From these stories, the reader gets the feeling that the Norse gods generally like common folks. They like getting gifts, gathering crops, feasting, fornicating, fighting and making general mischief. The tone of the book is simple and direct, without a lot of descriptive scenes or glorifying of characters, instead staying focused in the storyteller style.

In reading it, I understand the events in the Vikings show a bit better. The stories seem to glorify craftiness and guile. Loki, who I’ve always heard was a trickster, is less mischievous and much more of a selfish, rude, self-centered ass, increasingly so towards the end. Anyone who is a fan of the History Channel show will see similarities between the character Floki, and Ragnar’s punishment on him, and Loki’s actions and final punishment. As bad as it is, the reader is left with the feeling in part that Loki brought it upon himself.

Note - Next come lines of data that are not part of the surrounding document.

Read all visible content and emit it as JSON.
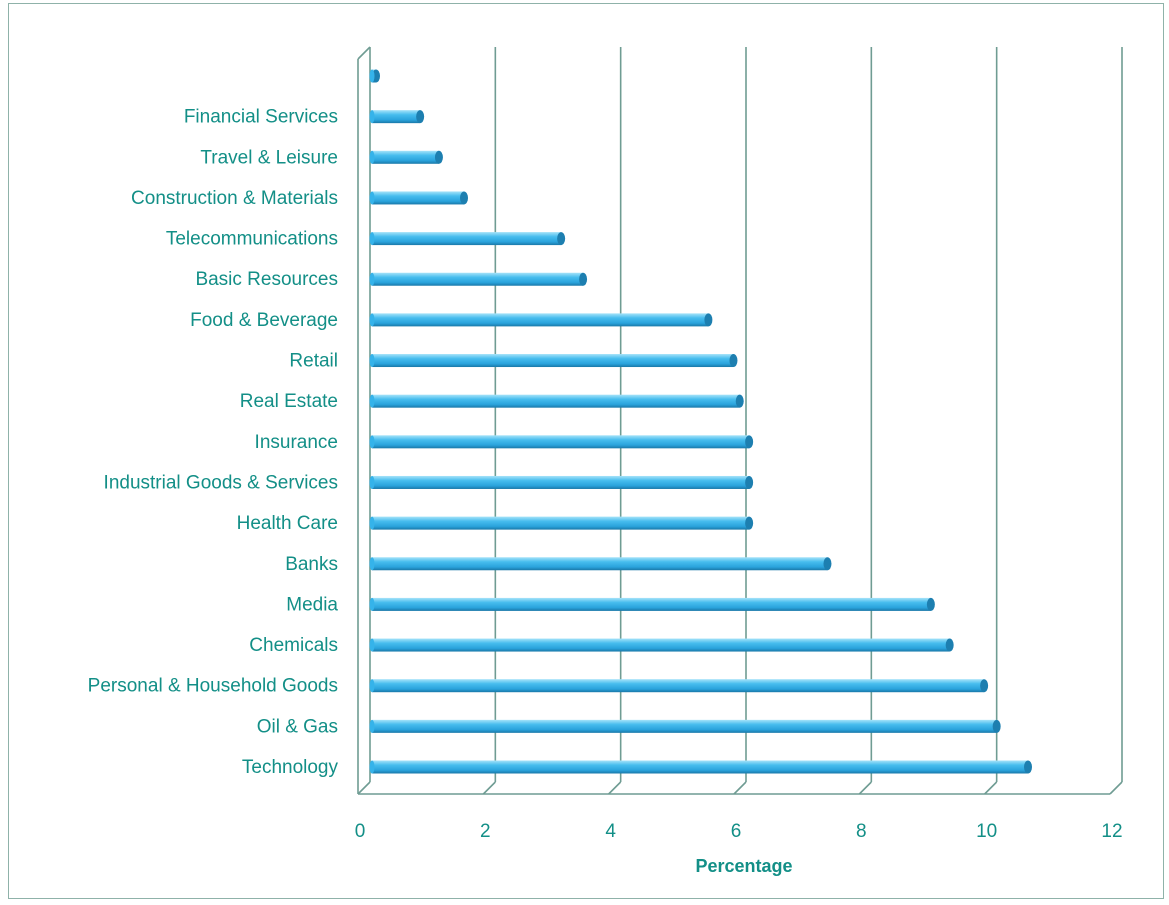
{
  "chart_data": {
    "type": "bar",
    "orientation": "horizontal",
    "categories": [
      "Technology",
      "Oil & Gas",
      "Personal & Household Goods",
      "Chemicals",
      "Media",
      "Banks",
      "Health Care",
      "Industrial Goods & Services",
      "Insurance",
      "Real Estate",
      "Retail",
      "Food & Beverage",
      "Basic Resources",
      "Telecommunications",
      "Construction & Materials",
      "Travel & Leisure",
      "Financial Services",
      ""
    ],
    "values": [
      10.5,
      10.0,
      9.8,
      9.25,
      8.95,
      7.3,
      6.05,
      6.05,
      6.05,
      5.9,
      5.8,
      5.4,
      3.4,
      3.05,
      1.5,
      1.1,
      0.8,
      0.05
    ],
    "xlabel": "Percentage",
    "ylabel": "",
    "xlim": [
      0,
      12
    ],
    "xticks": [
      "0",
      "2",
      "4",
      "6",
      "8",
      "10",
      "12"
    ],
    "grid": "vertical",
    "colors": {
      "bar": "#35b3ea",
      "bar_top": "#9fe0f8",
      "bar_dark": "#1d7fb0",
      "grid": "#6f9c93",
      "text": "#138f87",
      "frame": "#8fb2a9"
    }
  }
}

Odin seems single minded in searching for wisdom but few of the stories go into him actually using it. Gaiman mentions that many of the stories were lost, which may be why Odin is not as well represented. Many of the stories don’t include Odin at all. Thor is featured often but come comes across as a rather dumb blowhard rather than any great warrior. The tales also doesn’t really show the gods interacting with or even caring much about human affairs, unlike Greek and Roman stories. Humans are simply occupiers of the Earth and little more. The gods were much more concerned with each other and the various giants, dwarves, and elves.

For the most part, it was a fun and easy read, that left me desiring more stories. Unfortunately, Neil Gaiman won’t be writing any sequels. So much information on this proud race is now lost. However, I feel like I now have a deeper respect for the richness of the Norse culture and can understand some of the references more clearly. That alone made the book well worth its purchase price.